Shane cupped his hands and yelled again. “I heard Jessie Keita killed herself because of you.
You
knew her brother was dead.
You
tricked her at a séance. And
you
did it on purpose.” It echoed across the lawn.
It was like glass breaking, only it was the whole world.
Tamara’s snickers broke the silence. She took a step closer to Shane. Her hip grazed his forearm. My guts took the express elevator to my shoes. I remembered Tamara crying that night she’d snuck out. I had told her what I had done in the chapel. And now she had told everyone. Worst of all, it was true.
I couldn’t deny it, so I mainly concentrated on not fainting. I’d never live it down if that happened.

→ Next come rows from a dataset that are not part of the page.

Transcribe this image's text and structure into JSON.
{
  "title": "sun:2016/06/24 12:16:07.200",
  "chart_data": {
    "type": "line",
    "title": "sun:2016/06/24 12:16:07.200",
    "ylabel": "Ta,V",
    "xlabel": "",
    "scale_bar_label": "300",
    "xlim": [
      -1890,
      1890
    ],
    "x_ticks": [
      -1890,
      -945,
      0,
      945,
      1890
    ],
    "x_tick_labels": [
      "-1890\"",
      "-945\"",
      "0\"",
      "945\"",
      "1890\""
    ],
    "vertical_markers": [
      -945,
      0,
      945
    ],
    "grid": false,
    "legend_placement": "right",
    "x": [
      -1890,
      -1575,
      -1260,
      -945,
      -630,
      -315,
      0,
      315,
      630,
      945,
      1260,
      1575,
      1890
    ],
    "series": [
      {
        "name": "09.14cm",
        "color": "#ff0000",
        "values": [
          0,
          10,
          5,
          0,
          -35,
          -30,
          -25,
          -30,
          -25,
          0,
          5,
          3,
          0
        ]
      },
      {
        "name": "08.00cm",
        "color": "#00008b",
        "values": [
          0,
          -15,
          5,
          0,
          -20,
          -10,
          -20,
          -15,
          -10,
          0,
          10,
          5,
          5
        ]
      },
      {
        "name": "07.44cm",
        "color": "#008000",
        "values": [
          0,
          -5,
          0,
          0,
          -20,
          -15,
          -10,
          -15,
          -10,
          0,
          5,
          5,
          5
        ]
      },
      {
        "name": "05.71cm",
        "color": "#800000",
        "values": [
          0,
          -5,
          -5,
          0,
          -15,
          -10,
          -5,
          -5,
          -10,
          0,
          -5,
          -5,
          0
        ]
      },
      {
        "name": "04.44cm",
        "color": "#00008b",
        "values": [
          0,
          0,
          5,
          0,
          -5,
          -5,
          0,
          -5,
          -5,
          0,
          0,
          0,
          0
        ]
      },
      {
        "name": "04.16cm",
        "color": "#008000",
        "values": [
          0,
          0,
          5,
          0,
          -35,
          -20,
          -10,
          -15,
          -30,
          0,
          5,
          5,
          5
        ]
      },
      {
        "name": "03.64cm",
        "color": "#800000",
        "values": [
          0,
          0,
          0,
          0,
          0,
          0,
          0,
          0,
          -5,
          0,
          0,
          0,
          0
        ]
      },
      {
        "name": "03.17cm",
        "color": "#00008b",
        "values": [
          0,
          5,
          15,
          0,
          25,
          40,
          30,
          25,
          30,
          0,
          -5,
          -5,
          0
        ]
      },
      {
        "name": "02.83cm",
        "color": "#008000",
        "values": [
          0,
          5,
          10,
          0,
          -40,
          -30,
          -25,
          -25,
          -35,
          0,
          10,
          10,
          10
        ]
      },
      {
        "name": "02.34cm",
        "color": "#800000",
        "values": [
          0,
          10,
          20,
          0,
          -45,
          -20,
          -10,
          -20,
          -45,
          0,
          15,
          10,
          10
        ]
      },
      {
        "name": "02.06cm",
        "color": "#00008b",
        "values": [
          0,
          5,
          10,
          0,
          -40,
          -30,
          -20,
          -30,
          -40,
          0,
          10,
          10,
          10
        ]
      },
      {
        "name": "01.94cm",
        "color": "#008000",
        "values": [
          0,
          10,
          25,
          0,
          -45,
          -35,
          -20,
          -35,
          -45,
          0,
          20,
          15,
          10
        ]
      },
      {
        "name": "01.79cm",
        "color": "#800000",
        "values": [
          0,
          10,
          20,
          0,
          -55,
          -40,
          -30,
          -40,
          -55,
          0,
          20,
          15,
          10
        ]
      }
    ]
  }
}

Get up to my brain and help me think, blood!
I thought. My blood was comfy staying down below my knees.
“I have to go to class,” I said. It was the squeak of a mouse being strangled with twine.
“Killer!” one of the guys shouted at me, as I ran off. More laughter behind me. “Did you really do that? Hey, I’m asking you a question! Did you do it?”
My classes kept me straitjacketed into the day’s schedule. Nora stayed missing and Jessie stayed gone, and still I was in class. Teachers called on me while I was trying to think. Had I scared Jessie so bad that she’d left school? Or was Dr. Falzone lying? Had she killed herself?
You can only freak out for so long before you burn through your supply of adrenaline and your brain gets dull
and wrung out like an old sponge. When that happens, you can think again, if you are willing to go slowly. I went like a snail. Everything in my head was wreckage, and I wandered through it, trying to see if there was any small thing I could salvage. By the time my last class let out, I knew what I needed to do.